On my first visit to NYC, when I was Elizabeth’s age, it seemed different. There was more definition of neighborhoods, it was before Little Italy got absorbed by Chinatown and when the Empire State Building claimed that exclusive title in the skyline. Now, the lines are a bit smeared and the iPhone has taken the place of paper maps and curious looks as you asked directions from friendly restaurant workers and enigmatic people on the street. The dynamics have changed, but everything must move in some new direction whether it is good or not, we must move.
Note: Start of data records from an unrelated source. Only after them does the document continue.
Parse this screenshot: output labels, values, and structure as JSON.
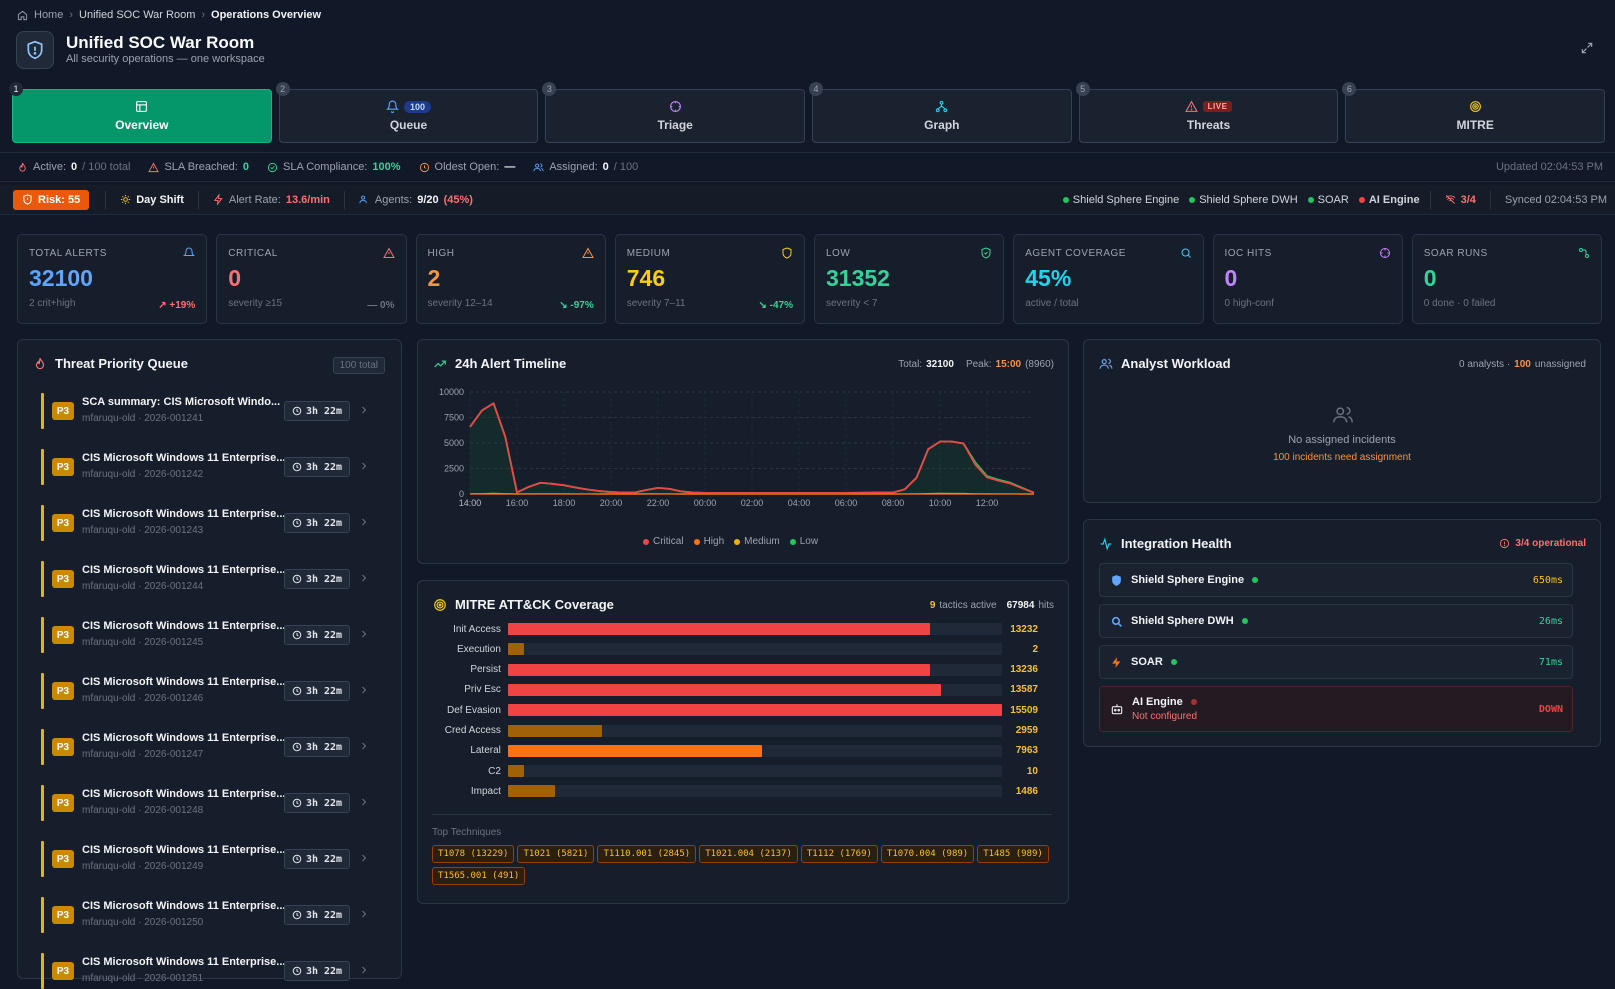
{
  "breadcrumb": {
    "home": "Home",
    "mid": "Unified SOC War Room",
    "current": "Operations Overview"
  },
  "header": {
    "title": "Unified SOC War Room",
    "subtitle": "All security operations — one workspace"
  },
  "tabs": [
    {
      "num": "1",
      "label": "Overview"
    },
    {
      "num": "2",
      "label": "Queue",
      "badge": "100"
    },
    {
      "num": "3",
      "label": "Triage"
    },
    {
      "num": "4",
      "label": "Graph"
    },
    {
      "num": "5",
      "label": "Threats",
      "badge": "LIVE"
    },
    {
      "num": "6",
      "label": "MITRE"
    }
  ],
  "status": {
    "active_label": "Active:",
    "active_val": "0",
    "active_total": "/ 100 total",
    "sla_label": "SLA Breached:",
    "sla_val": "0",
    "comp_label": "SLA Compliance:",
    "comp_val": "100%",
    "oldest_label": "Oldest Open:",
    "oldest_val": "—",
    "assigned_label": "Assigned:",
    "assigned_val": "0",
    "assigned_total": "/ 100",
    "updated": "Updated 02:04:53 PM"
  },
  "strip2": {
    "risk": "Risk: 55",
    "shift": "Day Shift",
    "rate_label": "Alert Rate:",
    "rate_val": "13.6/min",
    "agents_label": "Agents:",
    "agents_val": "9/20",
    "agents_pct": "(45%)",
    "services": [
      "Shield Sphere Engine",
      "Shield Sphere DWH",
      "SOAR",
      "AI Engine"
    ],
    "svc_count": "3/4",
    "synced": "Synced 02:04:53 PM"
  },
  "kpis": [
    {
      "label": "TOTAL ALERTS",
      "value": "32100",
      "sub": "2 crit+high",
      "trend": "↗ +19%",
      "color": "#60a5fa"
    },
    {
      "label": "CRITICAL",
      "value": "0",
      "sub": "severity ≥15",
      "trend": "— 0%",
      "color": "#f87171"
    },
    {
      "label": "HIGH",
      "value": "2",
      "sub": "severity 12–14",
      "trend": "↘ -97%",
      "color": "#fb923c"
    },
    {
      "label": "MEDIUM",
      "value": "746",
      "sub": "severity 7–11",
      "trend": "↘ -47%",
      "color": "#facc15"
    },
    {
      "label": "LOW",
      "value": "31352",
      "sub": "severity < 7",
      "trend": "",
      "color": "#34d399"
    },
    {
      "label": "AGENT COVERAGE",
      "value": "45%",
      "sub": "active / total",
      "trend": "",
      "color": "#22d3ee"
    },
    {
      "label": "IOC HITS",
      "value": "0",
      "sub": "0 high-conf",
      "trend": "",
      "color": "#c084fc"
    },
    {
      "label": "SOAR RUNS",
      "value": "0",
      "sub": "0 done · 0 failed",
      "trend": "",
      "color": "#34d399"
    }
  ],
  "queue": {
    "title": "Threat Priority Queue",
    "total": "100 total",
    "items": [
      {
        "pri": "P3",
        "title": "SCA summary: CIS Microsoft Windo...",
        "sub": "mfaruqu-old · 2026-001241",
        "age": "3h 22m"
      },
      {
        "pri": "P3",
        "title": "CIS Microsoft Windows 11 Enterprise...",
        "sub": "mfaruqu-old · 2026-001242",
        "age": "3h 22m"
      },
      {
        "pri": "P3",
        "title": "CIS Microsoft Windows 11 Enterprise...",
        "sub": "mfaruqu-old · 2026-001243",
        "age": "3h 22m"
      },
      {
        "pri": "P3",
        "title": "CIS Microsoft Windows 11 Enterprise...",
        "sub": "mfaruqu-old · 2026-001244",
        "age": "3h 22m"
      },
      {
        "pri": "P3",
        "title": "CIS Microsoft Windows 11 Enterprise...",
        "sub": "mfaruqu-old · 2026-001245",
        "age": "3h 22m"
      },
      {
        "pri": "P3",
        "title": "CIS Microsoft Windows 11 Enterprise...",
        "sub": "mfaruqu-old · 2026-001246",
        "age": "3h 22m"
      },
      {
        "pri": "P3",
        "title": "CIS Microsoft Windows 11 Enterprise...",
        "sub": "mfaruqu-old · 2026-001247",
        "age": "3h 22m"
      },
      {
        "pri": "P3",
        "title": "CIS Microsoft Windows 11 Enterprise...",
        "sub": "mfaruqu-old · 2026-001248",
        "age": "3h 22m"
      },
      {
        "pri": "P3",
        "title": "CIS Microsoft Windows 11 Enterprise...",
        "sub": "mfaruqu-old · 2026-001249",
        "age": "3h 22m"
      },
      {
        "pri": "P3",
        "title": "CIS Microsoft Windows 11 Enterprise...",
        "sub": "mfaruqu-old · 2026-001250",
        "age": "3h 22m"
      },
      {
        "pri": "P3",
        "title": "CIS Microsoft Windows 11 Enterprise...",
        "sub": "mfaruqu-old · 2026-001251",
        "age": "3h 22m"
      }
    ]
  },
  "timeline": {
    "title": "24h Alert Timeline",
    "total_label": "Total:",
    "total_val": "32100",
    "peak_label": "Peak:",
    "peak_time": "15:00",
    "peak_val": "(8960)"
  },
  "chart_data": {
    "type": "line",
    "title": "24h Alert Timeline",
    "x": [
      "14:00",
      "14:30",
      "15:00",
      "15:30",
      "16:00",
      "16:30",
      "17:00",
      "17:30",
      "18:00",
      "18:30",
      "19:00",
      "19:30",
      "20:00",
      "20:30",
      "21:00",
      "21:30",
      "22:00",
      "22:30",
      "23:00",
      "23:30",
      "00:00",
      "00:30",
      "01:00",
      "01:30",
      "02:00",
      "02:30",
      "03:00",
      "03:30",
      "04:00",
      "04:30",
      "05:00",
      "05:30",
      "06:00",
      "06:30",
      "07:00",
      "07:30",
      "08:00",
      "08:30",
      "09:00",
      "09:30",
      "10:00",
      "10:30",
      "11:00",
      "11:30",
      "12:00",
      "12:30",
      "13:00",
      "13:30",
      "14:00"
    ],
    "xticks": [
      "14:00",
      "16:00",
      "18:00",
      "20:00",
      "22:00",
      "00:00",
      "02:00",
      "04:00",
      "06:00",
      "08:00",
      "10:00",
      "12:00",
      "14:00"
    ],
    "ylim": [
      0,
      10000
    ],
    "yticks": [
      0,
      2500,
      5000,
      7500,
      10000
    ],
    "legend": [
      "Critical",
      "High",
      "Medium",
      "Low"
    ],
    "series": [
      {
        "name": "Critical",
        "color": "#ef4444",
        "values": [
          0,
          0,
          0,
          0,
          0,
          0,
          0,
          0,
          0,
          0,
          0,
          0,
          0,
          0,
          0,
          0,
          0,
          0,
          0,
          0,
          0,
          0,
          0,
          0,
          0,
          0,
          0,
          0,
          0,
          0,
          0,
          0,
          0,
          0,
          0,
          0,
          0,
          0,
          0,
          0,
          0,
          0,
          0,
          0,
          0,
          0,
          0,
          0,
          0
        ]
      },
      {
        "name": "High",
        "color": "#f97316",
        "values": [
          0,
          0,
          0,
          0,
          0,
          0,
          0,
          0,
          0,
          0,
          0,
          0,
          0,
          0,
          0,
          0,
          0,
          0,
          0,
          0,
          0,
          0,
          0,
          0,
          0,
          0,
          0,
          0,
          0,
          0,
          0,
          0,
          0,
          0,
          0,
          0,
          0,
          0,
          0,
          0,
          0,
          0,
          0,
          0,
          0,
          0,
          0,
          0,
          0
        ]
      },
      {
        "name": "Medium",
        "color": "#eab308",
        "values": [
          16,
          30,
          60,
          30,
          2,
          10,
          20,
          15,
          10,
          8,
          5,
          3,
          2,
          2,
          2,
          10,
          15,
          8,
          3,
          2,
          2,
          2,
          2,
          2,
          2,
          2,
          2,
          2,
          2,
          2,
          2,
          2,
          2,
          2,
          2,
          2,
          2,
          5,
          10,
          40,
          60,
          55,
          50,
          20,
          10,
          8,
          5,
          3,
          2
        ]
      },
      {
        "name": "Low",
        "color": "#22c55e",
        "values": [
          6584,
          8170,
          8900,
          5620,
          150,
          700,
          1100,
          1000,
          860,
          640,
          440,
          290,
          190,
          150,
          140,
          390,
          600,
          500,
          250,
          140,
          110,
          100,
          100,
          100,
          100,
          100,
          100,
          100,
          100,
          100,
          100,
          100,
          110,
          120,
          130,
          140,
          150,
          460,
          1600,
          4400,
          5140,
          5150,
          4950,
          3100,
          1750,
          1400,
          1100,
          600,
          130
        ]
      }
    ]
  },
  "mitre": {
    "title": "MITRE ATT&CK Coverage",
    "tactics_val": "9",
    "tactics_label": "tactics active",
    "hits_val": "67984",
    "hits_label": "hits",
    "rows": [
      {
        "label": "Init Access",
        "value": 13232,
        "display": "13232",
        "color": "#ef4444"
      },
      {
        "label": "Execution",
        "value": 2,
        "display": "2",
        "color": "#a16207"
      },
      {
        "label": "Persist",
        "value": 13236,
        "display": "13236",
        "color": "#ef4444"
      },
      {
        "label": "Priv Esc",
        "value": 13587,
        "display": "13587",
        "color": "#ef4444"
      },
      {
        "label": "Def Evasion",
        "value": 15509,
        "display": "15509",
        "color": "#ef4444"
      },
      {
        "label": "Cred Access",
        "value": 2959,
        "display": "2959",
        "color": "#a16207"
      },
      {
        "label": "Lateral",
        "value": 7963,
        "display": "7963",
        "color": "#f97316"
      },
      {
        "label": "C2",
        "value": 10,
        "display": "10",
        "color": "#a16207"
      },
      {
        "label": "Impact",
        "value": 1486,
        "display": "1486",
        "color": "#a16207"
      }
    ],
    "max": 15509,
    "top_label": "Top Techniques",
    "techniques": [
      "T1078 (13229)",
      "T1021 (5821)",
      "T1110.001 (2845)",
      "T1021.004 (2137)",
      "T1112 (1769)",
      "T1070.004 (989)",
      "T1485 (989)",
      "T1565.001 (491)"
    ]
  },
  "workload": {
    "title": "Analyst Workload",
    "analysts": "0 analysts ·",
    "unassigned_val": "100",
    "unassigned_label": "unassigned",
    "empty": "No assigned incidents",
    "need": "100 incidents need assignment"
  },
  "integration": {
    "title": "Integration Health",
    "status": "3/4 operational",
    "items": [
      {
        "name": "Shield Sphere Engine",
        "latency": "650ms",
        "dot": "#22c55e"
      },
      {
        "name": "Shield Sphere DWH",
        "latency": "26ms",
        "dot": "#22c55e"
      },
      {
        "name": "SOAR",
        "latency": "71ms",
        "dot": "#22c55e"
      },
      {
        "name": "AI Engine",
        "latency": "DOWN",
        "sub": "Not configured",
        "dot": "#ef4444"
      }
    ]
  }
}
Of course, Elizabeth knows nothing of those days when Kathy and I stayed at the Royalton Hotel because it was “affordable”, before it evolved into the 4 star boutique hotel it is now as it still sits on 44th Street but with well suited doormen instead of wooden windows we could raise and she doesn’t know how unadulterated it was to actually see Starry Night at the Modern because, then, there were no virtual You Tube tours and horrible van Gogh images on coffee mugs; there were only bad pictures in my art history books, seeing it for real actually made you cry. I have since gone back and stood before that painting wanting that same emotion but it wasn’t there, we have been so polluted with virtual images that when things are real, they don’t really feel real. Anyway, that is just a foolish negative comment I wanted to take note of and leave behind; New York City is wonderful. It knows how to change and evolve and remain the City of the World.
I try to get a feeling of the people here; they are all different but there must be some funneled down feeling of why they are drawn here to this most unique cosmos of overdone life, to this place that has so much to give but it is all so difficult to achieve, this place that never stops as it wears you out, this place where life can change on a dime or where the days turn to years and you are still here as your dream becomes a lost vision of youth. It is perplexing to me.
I will join Elizabeth on the surface and just enjoy the sights and sounds and try to see this experience as she does, a place to absorb and to collect life, a stop in the road, to open life up, to split it down the middle and take it all in and move on…I think I am describing youth, oh well, let me throw the word “vicarious” in this scramble of expectations to make the pieces fit a bit better.
I can’t seem to end this post without a, perhaps cliché, 911 moment. I had one yesterday. Jon and I were walking in Soho and as with most places, the One World Trade Center appeared and suddenly, it was a “Starry Night” moment for me, it was a transcending thought driven by pure emotion. I somehow realized that the way “it” happened was so abrupt, people were just walking along in life and the lights went out, just like that. I could feel that second as I walked alongside of Jon and watched Elizabeth ahead of us, unexpectedly, innocence was lost forever.
I know that no matter how much we live on the surface, that no matter how much we try to distract ourselves with superficiality and illusion, reality waits and it will always exist.
I end with the innocence from my first trip in 1974 and I begin this day with a true love for America’s city.